The restrained exterior design carries over to the interior of the Type-S, where you’ll find deeply bolstered seats, clean lines, and a thick rimmed steering wheel. If you’re a stand up person and care about the comfort of your passengers, I can tell you from firsthand experience that the rear seat is quite comfortable. A friend of mine had a 2007 Type-S and I didn’t always win the battle for shotgun, but lucky for me it didn’t really matter. The Type-S isn’t a big car, but given that it’s based on the Honda Accord architecture, cabin space has been maximized. Ergonomics are OK, but as is the case with many Japanese vehicles, the center stack is very busy. The navigation itself is decent in terms of legibility thanks to an 8″ screen, but the interface will frustrate you. With vehicles of this era that have navigation, I tend to tell people to look at it as simply having a map for reference, rather than a system to guide you. If you still have a number of CDs (as I do), I recommend playing them in the Type-S. I remember the 8 speaker 225 watt system as being really impressive, which is not surprising as it was engineered by Panasonic and tuned by an 8 time Grammy Award winning producer.

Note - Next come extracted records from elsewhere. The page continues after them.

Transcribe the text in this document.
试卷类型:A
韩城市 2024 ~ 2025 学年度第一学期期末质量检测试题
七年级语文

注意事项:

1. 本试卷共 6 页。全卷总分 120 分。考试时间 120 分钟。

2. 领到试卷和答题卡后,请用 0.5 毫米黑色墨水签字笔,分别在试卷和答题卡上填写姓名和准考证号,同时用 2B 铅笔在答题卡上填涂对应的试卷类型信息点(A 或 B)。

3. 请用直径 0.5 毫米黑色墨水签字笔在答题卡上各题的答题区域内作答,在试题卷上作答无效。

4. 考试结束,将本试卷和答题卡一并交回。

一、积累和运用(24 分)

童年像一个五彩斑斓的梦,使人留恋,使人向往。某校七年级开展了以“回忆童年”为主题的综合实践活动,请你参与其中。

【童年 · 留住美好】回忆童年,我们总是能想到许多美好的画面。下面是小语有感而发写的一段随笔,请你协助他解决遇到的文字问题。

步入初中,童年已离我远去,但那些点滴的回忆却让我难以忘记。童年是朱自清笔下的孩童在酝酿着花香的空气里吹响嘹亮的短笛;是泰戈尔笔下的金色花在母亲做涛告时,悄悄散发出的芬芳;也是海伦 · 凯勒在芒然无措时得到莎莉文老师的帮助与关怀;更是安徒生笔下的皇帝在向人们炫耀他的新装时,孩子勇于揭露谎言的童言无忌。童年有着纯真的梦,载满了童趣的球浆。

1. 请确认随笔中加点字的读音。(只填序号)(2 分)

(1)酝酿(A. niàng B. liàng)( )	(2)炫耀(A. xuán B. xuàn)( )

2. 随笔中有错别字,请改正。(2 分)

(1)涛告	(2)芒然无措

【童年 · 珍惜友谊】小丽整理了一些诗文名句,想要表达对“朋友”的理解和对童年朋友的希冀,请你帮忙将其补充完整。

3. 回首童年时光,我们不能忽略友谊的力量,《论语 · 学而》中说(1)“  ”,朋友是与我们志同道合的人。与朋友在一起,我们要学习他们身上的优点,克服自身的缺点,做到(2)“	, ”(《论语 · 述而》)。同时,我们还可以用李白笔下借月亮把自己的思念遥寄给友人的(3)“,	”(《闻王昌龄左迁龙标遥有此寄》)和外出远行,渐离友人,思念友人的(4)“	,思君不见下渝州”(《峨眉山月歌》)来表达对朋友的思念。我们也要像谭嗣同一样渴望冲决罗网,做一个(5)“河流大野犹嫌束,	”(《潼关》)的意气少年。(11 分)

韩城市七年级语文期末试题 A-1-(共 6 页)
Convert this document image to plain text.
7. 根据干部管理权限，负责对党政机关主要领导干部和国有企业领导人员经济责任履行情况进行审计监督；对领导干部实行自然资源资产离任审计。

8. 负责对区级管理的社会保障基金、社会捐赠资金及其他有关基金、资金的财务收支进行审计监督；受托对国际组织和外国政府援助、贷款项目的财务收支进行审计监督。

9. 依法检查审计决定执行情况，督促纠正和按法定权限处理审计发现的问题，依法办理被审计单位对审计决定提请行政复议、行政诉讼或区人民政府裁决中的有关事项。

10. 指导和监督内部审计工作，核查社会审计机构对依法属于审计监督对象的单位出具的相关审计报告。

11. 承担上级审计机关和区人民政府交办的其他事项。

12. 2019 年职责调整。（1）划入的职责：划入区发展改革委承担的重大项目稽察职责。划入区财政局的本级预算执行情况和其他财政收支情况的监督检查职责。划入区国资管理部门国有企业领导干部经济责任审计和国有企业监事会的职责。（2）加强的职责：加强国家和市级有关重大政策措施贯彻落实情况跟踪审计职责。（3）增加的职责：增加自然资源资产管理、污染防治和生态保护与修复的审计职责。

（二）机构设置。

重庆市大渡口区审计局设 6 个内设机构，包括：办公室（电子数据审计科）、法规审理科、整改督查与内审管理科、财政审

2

Overall the 2007/2008 Acura TL Type-S is a handsome car that offers loads of comfort and performance. But what about value? I’ve seen high mileage examples under the $10k mark and I’d say that’s quite a bargain. The Type-S is capable of entertaining you on weekend cruises and making the daily grind more bearable. It is economical in every sense of the word, but what really separates it from the competition is where it comes from. As the luxury branch of Honda, an Acura comes with the assumption that the car will be reliable, and the Type-S has proven to be quite reliable indeed. In the many consumer reviews that I read, there was a common thread I kept coming across: many happy Type-S owners had previously owned German luxury cars. While some admitted to missing certain elements of those cars, rear wheel drive and better ergonomics in most cases, the majority of folks said that in the end reliability wins.
For anyone with a daily commute that wants to occasionally have a bit of fun while behind the wheel, I think the TL Type-S must be on their shopping list. If you’re an enthusaist who is lucky enough to drive only when you want to, I suggest you carefully consider whether a car with such a balanced personality is right for you. The Type-S is daily transportation taken up a couple notches vs a performance car suited for regular use. The difference between those two styles of automobile are slight, but become apparent real quick in this segment in particular. Regardless of what you may wish to do with the TL Type-S, there is no denying it is seriously underrated.